Rosen led the league in scoring and was a unanimous All-Ivy first-team selection—Eggleston made the second team—and seemed to thrive under Allen’s direction.
“Coach Allen talks a lot about embracing the adversity and not getting frustrated but letting this be a part of our testimony when we do what we all know what this team can do,” he said. “It’s going to drive us. All the failures and the close losses this year will drive what we do over the summer and next year.”
Much also will depend on how several players perform after being sidelined with injuries last season. The obvious key is junior Tyler Bernardini, the Ivy League’s rookie of the year as a freshman but a player plagued by injuries for the last two seasons. But add Bernardini to a team that figures to return five of its top six scorers and suddenly the future doesn’t look so bleak.
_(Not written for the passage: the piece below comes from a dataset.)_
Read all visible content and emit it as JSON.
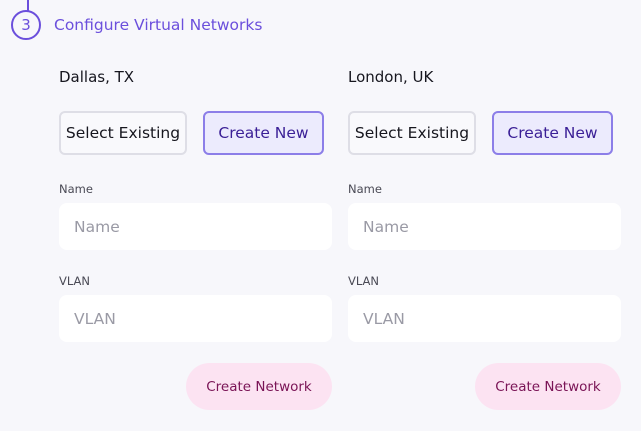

“I can’t really say we’re going to win the Ivy League or win 20 games,” Allen said from Santa Ana, California, recently as he prepared to hit the recruiting trail, “but I can say we’ll be a better team than we were last year.”
Allen then added a coda that reinforced the view that this is a man who may have found his destiny.
“I get to wake up every day and have the opportunity to help kids get better, give them a sense of purpose,” he said. “I have the greatest job in the world.”
David Porter C’82 writes for the Associated Press.